1.      Change the color: amethyst can be heated to “turn into” citrine.
2.      Brighten or lighten the color: brown zircons can be turned white.
3.      Deepen the color: light colored Ceylon sapphires can be made cornflower blue.
4.      Melt inclusions: rubies can look cleaner, though not crisper (heating lessens the brilliance).
Gems react to temperatures in various ways.  An aqua can be subjected to low heat to drive away the greens, but when subjected to high heat, it cracks.  Many aquas suffer that fate during the heating process when it isn’t done with care.  Sapphires can be subjected to low and high heat.  But for high heat, they have to be packed in borax, which can seep into the stone and leave trace bubbles (and that’s also how you know a sapphire has been subjected to high heat).  A sapphire subjected to high heat can sometimes be called “glass filled” but that’s not the same as “lead glass filled”.  The latter is done to rubies and is not considered an acceptable form of treatment.  It devalues a gem considerably more than any other form of treatment and should always be disclosed.

In general, gentle heat (low heat) is a more acceptable form of treatment than high heat.  But it isn’t always permanent.  Again it depends on the stone.  When sapphires are heated, the treatment is permanent.  But I’ve seen lemon quartz turn white over time. 

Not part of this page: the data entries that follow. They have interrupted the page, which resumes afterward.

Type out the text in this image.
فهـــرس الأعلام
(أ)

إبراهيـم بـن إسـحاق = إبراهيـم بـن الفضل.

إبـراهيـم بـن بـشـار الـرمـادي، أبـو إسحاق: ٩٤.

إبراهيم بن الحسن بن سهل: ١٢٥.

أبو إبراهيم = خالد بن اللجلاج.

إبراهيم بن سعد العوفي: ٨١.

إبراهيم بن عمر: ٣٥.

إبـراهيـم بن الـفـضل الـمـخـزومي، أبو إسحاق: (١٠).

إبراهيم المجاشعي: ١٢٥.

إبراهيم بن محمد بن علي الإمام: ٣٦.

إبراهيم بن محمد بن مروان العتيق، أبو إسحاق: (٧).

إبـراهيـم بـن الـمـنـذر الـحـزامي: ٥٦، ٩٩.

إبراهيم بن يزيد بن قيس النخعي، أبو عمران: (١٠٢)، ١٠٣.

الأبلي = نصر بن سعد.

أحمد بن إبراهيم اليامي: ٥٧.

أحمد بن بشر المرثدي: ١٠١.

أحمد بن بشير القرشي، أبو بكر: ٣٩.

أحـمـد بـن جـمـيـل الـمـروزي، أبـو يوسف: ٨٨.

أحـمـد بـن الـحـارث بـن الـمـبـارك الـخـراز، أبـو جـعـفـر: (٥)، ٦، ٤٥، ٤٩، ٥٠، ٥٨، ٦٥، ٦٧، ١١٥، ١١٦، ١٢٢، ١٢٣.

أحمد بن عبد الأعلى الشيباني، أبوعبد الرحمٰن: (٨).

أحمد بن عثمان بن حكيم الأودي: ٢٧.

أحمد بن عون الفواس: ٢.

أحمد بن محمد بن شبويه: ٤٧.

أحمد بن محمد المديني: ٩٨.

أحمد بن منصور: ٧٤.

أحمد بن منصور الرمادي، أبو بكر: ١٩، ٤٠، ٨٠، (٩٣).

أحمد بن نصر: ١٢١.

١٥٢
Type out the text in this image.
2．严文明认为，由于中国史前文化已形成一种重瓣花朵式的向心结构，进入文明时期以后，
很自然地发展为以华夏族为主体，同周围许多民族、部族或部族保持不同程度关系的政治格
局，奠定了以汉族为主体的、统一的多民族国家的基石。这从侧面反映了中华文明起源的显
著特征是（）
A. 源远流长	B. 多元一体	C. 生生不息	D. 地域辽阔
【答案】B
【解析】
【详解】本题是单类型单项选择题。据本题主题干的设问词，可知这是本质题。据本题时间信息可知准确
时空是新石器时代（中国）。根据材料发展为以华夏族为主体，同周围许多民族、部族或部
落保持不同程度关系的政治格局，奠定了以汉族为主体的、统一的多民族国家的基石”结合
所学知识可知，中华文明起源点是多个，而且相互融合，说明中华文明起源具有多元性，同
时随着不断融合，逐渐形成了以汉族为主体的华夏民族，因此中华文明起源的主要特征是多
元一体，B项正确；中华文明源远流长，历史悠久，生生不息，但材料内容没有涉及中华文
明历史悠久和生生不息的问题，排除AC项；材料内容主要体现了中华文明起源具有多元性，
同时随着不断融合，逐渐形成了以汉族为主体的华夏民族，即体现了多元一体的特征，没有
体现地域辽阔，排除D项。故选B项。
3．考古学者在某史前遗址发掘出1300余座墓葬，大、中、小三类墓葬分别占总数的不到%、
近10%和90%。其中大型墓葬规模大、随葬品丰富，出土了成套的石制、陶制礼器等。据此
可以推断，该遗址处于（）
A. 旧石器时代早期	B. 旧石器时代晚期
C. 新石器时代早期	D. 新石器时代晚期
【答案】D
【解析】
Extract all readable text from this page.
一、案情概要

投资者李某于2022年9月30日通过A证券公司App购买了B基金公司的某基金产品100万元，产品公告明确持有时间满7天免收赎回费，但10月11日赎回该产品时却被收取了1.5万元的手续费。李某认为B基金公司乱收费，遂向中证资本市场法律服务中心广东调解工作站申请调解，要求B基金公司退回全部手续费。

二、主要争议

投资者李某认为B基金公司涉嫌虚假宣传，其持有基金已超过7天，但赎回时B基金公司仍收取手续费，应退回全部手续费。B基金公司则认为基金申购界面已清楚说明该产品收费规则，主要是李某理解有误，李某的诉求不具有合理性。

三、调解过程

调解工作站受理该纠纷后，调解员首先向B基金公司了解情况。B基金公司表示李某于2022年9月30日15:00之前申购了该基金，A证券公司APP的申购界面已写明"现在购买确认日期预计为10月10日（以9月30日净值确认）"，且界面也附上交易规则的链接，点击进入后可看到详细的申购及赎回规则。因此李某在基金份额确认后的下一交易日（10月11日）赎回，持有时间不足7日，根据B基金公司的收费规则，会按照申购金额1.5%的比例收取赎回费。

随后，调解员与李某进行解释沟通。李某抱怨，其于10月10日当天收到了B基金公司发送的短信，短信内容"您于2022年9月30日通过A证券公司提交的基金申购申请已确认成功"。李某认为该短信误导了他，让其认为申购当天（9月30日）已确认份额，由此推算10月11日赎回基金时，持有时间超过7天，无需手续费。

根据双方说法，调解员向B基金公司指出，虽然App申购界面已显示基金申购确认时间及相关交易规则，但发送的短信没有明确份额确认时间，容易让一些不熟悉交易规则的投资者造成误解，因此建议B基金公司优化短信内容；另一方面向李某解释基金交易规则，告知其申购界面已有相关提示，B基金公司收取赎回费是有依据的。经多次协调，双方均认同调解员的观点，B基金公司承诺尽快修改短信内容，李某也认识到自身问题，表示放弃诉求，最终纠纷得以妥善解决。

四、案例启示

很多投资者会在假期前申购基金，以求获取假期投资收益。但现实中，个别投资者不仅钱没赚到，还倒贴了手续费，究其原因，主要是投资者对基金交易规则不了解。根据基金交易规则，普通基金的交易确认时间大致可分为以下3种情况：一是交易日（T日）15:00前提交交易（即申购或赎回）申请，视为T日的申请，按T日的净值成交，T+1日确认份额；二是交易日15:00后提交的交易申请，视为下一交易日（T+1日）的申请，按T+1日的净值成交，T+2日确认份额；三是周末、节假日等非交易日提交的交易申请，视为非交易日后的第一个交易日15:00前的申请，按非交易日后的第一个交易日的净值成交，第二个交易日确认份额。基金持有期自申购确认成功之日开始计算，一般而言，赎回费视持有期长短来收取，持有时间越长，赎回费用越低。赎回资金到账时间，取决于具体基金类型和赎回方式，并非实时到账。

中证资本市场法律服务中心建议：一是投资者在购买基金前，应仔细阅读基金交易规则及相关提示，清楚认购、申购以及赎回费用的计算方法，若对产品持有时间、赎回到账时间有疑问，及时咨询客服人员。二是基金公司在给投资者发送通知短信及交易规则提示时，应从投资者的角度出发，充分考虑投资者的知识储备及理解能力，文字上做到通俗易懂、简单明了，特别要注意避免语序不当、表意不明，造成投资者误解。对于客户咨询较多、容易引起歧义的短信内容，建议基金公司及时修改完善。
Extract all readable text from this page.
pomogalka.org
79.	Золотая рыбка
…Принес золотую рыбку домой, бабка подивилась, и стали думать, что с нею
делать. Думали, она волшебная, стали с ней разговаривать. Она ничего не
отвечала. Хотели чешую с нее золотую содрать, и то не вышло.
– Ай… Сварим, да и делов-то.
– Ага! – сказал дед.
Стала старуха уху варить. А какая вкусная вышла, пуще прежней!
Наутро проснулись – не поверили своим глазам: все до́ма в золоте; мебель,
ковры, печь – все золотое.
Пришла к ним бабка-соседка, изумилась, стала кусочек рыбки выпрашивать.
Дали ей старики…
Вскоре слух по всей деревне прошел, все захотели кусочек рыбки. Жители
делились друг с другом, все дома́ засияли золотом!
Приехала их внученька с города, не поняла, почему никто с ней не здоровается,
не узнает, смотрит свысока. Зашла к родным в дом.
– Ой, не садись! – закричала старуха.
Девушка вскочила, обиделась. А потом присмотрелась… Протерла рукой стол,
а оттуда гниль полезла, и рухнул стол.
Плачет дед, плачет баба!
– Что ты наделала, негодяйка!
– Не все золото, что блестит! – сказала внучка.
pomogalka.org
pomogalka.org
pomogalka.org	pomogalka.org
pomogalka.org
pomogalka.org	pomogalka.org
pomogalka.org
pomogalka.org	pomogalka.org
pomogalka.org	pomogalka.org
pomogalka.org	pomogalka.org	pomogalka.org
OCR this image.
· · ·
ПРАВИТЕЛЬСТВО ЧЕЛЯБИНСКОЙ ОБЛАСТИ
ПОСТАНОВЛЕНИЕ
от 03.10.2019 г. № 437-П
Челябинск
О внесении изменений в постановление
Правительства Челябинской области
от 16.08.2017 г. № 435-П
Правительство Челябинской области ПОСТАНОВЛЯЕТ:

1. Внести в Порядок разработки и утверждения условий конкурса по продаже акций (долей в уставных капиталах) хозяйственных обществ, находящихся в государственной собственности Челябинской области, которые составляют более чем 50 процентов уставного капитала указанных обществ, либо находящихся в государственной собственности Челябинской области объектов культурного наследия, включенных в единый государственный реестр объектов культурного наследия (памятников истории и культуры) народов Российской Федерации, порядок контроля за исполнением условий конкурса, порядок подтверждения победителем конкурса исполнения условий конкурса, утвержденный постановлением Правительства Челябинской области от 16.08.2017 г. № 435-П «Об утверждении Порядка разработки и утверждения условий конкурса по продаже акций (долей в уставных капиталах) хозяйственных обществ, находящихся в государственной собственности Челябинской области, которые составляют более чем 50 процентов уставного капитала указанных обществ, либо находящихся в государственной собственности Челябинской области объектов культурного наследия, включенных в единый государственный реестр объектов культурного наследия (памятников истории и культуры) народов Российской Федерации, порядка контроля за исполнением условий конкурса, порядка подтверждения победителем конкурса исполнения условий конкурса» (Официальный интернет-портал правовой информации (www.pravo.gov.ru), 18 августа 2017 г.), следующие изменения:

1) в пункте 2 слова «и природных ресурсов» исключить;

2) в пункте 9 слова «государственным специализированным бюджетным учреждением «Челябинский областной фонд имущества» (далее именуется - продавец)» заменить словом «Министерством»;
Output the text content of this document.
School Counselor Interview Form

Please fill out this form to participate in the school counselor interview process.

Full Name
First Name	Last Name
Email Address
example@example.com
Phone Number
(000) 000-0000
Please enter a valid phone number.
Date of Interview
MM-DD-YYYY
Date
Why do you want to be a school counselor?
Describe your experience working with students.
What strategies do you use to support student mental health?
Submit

There are also stones that don’t do anything when you heat them.  The garnet family and for now, spinels belong into that family.  I’m very proud of those stones.  J

But let’s get back to “our” zircons.  My gem dealer friend J. (who also sells me the Mahenge spinels, by the way), placed a set of dark brown stones straight onto the burner of his little camping cooker.  Then he turned the heat on low and we sat there and waited.  After a couple of minutes, maybe 3 or 4, no more, the stones started to brighten up.  You could literally see them change color over the next 2-3 minutes.  They turned into a nice rosy pink, and some into more of a champagne color.  J. explained that the effects are not all equal, some stones transform into champagne, some more into pink.  And if you leave them on long enough, they turn white.  But we took the stones off the burner before that.  First, J. turned the burner off, then he placed the stones one by one on a tray to cool them, using his tweezers.  They have to cool down slowly and naturally, otherwise they can crack. 
You can see the results in our pix.  Pretty neat, isn’t it?